Ik zag ze hangen op de gang, ze zijn erg mooi. Hoe is dat ontstaan?
“Het begon eigenlijk toen Jaap zijn tekeningen op de gang legde om te drogen. Hij had ze dan net gefixeerd, dus die dampen zijn een beetje giftig vandaar dat hij ze op de gang had neergelegd. Dus toen heb ik er een keer eentje nagetekend. Ik dacht: dan kom ik er vanzelf achter van wie deze tekening is. Dat bleek Jaap te zijn. Kijk hier zie je die tekening, die had ik gemaakt op een gebruikt vel. Dat vinden mensen altijd heel erg prachtig, als het er slordig uitziet.
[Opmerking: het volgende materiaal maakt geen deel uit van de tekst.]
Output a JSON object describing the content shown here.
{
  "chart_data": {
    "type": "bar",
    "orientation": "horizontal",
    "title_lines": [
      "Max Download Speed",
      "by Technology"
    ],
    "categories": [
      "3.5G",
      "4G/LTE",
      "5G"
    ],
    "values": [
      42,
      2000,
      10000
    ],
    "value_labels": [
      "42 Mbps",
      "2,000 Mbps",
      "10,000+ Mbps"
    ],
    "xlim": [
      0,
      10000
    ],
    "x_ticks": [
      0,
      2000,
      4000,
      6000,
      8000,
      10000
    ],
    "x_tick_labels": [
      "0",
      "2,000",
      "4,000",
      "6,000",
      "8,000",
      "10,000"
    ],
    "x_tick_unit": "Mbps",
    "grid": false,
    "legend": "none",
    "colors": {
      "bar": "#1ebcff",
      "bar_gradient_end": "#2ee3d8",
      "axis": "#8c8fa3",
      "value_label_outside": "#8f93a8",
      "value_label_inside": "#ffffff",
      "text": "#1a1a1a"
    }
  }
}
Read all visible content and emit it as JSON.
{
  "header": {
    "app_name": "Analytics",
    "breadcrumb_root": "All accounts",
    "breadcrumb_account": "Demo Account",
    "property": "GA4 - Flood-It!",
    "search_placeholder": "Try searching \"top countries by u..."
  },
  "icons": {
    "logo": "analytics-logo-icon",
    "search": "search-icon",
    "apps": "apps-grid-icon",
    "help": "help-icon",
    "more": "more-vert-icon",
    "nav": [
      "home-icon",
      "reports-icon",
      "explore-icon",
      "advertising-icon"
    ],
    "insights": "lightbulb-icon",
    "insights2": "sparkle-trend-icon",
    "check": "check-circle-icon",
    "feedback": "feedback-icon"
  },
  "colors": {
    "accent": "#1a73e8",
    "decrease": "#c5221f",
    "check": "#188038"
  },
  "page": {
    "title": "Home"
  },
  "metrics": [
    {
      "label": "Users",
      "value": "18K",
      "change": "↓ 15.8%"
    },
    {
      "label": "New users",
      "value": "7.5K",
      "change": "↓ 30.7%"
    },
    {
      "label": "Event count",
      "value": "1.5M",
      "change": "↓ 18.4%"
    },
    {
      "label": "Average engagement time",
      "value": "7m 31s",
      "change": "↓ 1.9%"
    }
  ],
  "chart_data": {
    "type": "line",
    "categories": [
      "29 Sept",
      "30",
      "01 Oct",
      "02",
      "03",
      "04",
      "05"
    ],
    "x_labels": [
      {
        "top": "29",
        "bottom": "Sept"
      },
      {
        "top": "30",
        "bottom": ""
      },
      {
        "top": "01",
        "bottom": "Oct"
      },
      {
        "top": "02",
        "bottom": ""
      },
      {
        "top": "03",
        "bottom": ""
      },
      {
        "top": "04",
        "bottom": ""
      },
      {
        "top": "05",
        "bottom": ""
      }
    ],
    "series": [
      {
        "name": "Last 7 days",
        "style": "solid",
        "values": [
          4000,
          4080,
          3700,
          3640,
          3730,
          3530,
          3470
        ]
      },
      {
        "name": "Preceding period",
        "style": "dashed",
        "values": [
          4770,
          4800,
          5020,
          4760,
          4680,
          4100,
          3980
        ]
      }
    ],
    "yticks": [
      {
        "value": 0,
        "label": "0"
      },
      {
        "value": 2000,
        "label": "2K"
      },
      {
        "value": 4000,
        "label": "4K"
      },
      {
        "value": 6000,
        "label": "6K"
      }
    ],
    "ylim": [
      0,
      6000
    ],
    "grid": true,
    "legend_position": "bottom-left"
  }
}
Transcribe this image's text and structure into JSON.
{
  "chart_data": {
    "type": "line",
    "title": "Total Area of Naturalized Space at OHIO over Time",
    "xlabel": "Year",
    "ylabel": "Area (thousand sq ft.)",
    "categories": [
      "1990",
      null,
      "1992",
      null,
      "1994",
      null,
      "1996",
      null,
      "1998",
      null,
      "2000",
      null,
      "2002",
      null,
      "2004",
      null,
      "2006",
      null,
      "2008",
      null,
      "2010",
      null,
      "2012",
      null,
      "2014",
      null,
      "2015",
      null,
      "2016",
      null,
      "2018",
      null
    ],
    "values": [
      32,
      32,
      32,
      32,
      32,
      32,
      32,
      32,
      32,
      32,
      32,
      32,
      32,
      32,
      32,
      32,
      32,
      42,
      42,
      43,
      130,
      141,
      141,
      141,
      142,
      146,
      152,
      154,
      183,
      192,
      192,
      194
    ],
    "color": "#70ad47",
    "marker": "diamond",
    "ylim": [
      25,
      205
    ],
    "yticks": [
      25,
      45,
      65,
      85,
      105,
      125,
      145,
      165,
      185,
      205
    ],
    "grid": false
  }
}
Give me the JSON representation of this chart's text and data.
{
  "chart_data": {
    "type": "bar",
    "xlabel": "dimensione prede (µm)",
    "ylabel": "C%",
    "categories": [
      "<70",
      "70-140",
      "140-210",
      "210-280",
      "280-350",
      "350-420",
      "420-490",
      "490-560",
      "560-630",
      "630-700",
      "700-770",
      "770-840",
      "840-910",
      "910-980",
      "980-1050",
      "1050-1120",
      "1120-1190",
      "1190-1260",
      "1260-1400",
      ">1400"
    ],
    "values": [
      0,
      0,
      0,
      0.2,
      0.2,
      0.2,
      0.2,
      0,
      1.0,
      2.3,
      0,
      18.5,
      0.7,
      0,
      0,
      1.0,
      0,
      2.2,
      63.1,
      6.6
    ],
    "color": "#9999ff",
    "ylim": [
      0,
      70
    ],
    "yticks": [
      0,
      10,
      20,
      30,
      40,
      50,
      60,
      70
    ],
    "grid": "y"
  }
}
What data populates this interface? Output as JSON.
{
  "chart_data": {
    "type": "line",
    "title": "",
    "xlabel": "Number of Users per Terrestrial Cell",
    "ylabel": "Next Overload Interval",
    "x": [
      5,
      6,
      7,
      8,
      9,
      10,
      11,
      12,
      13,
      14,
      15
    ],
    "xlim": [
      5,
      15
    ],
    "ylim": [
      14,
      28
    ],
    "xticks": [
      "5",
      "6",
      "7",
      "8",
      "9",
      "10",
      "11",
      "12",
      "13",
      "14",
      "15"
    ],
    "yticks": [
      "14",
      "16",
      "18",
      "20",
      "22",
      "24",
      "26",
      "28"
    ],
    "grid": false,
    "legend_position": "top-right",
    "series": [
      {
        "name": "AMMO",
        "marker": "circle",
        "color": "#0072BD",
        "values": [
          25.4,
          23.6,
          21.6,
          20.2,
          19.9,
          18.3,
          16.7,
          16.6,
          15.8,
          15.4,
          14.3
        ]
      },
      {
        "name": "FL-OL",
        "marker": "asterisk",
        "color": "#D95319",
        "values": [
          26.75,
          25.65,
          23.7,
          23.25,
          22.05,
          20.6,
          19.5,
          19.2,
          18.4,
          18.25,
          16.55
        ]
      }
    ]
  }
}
Kijk, heb je nog wat voorbeelden. Zoals deze kop van de Venus van Milo, en dat late zelfportret van Rembrandt. Maar zoals Jaap dat kan kopiëren, dat is voor mij niet te doen. Bovendien: ik hou helemáál niet van Rembrandt. Maar Jaap weet me dan toch weer uit de dagen als hij iets ophangt. Dan ga ik er tóch weer mee aan de slag, wel in mijn eigen stijl. Best leuk hoor. Maar ik ben niet zo goed in ouwe koppen. Op het laatst was die Rembrandt zo ontzettend oud op die portretten. Ik ben beter in de jonge Rembrandt. Maar hij was zo’n ‘pleaser’. Bijvoorbeeld dat dubbelportret dat nu de wereld over reist, daar vind ik nou zó saai! Zijn tekeningen zijn schitterend. Vaak tien keer beter dan het uiteindelijke schilderij, zoals bij ‘De Verloren Zoon’. Dan zie je die vader zie zijn zoon in de armen sluit en die broer die dan zo jaloers toekijkt. Rembrandt heeft natuurlijk wel mooie en goede dingen gedaan, maar waar hij zijn geld mee verdiende, die opdrachten, die vind ik dus saai. Dan ben ik dus veel meer een fan van Frans Hals met zijn lossere streek, die steekt er wat mij betreft met kop en schouders bovenuit. Maar ja, dat is wel vloeken in de kerk natuurlijk.”
Harry geeft een kleine rondleiding door het atelier. Van tekeningen en schilderijen die hij maakte in Japan (‘daar was ik vooral bezig met takjes tekenen’) tot en met tekeningen van naakte mannen (‘die maak ik uit mijn hoofd of ik gebruik voorbeelden van internet, van pornosites’).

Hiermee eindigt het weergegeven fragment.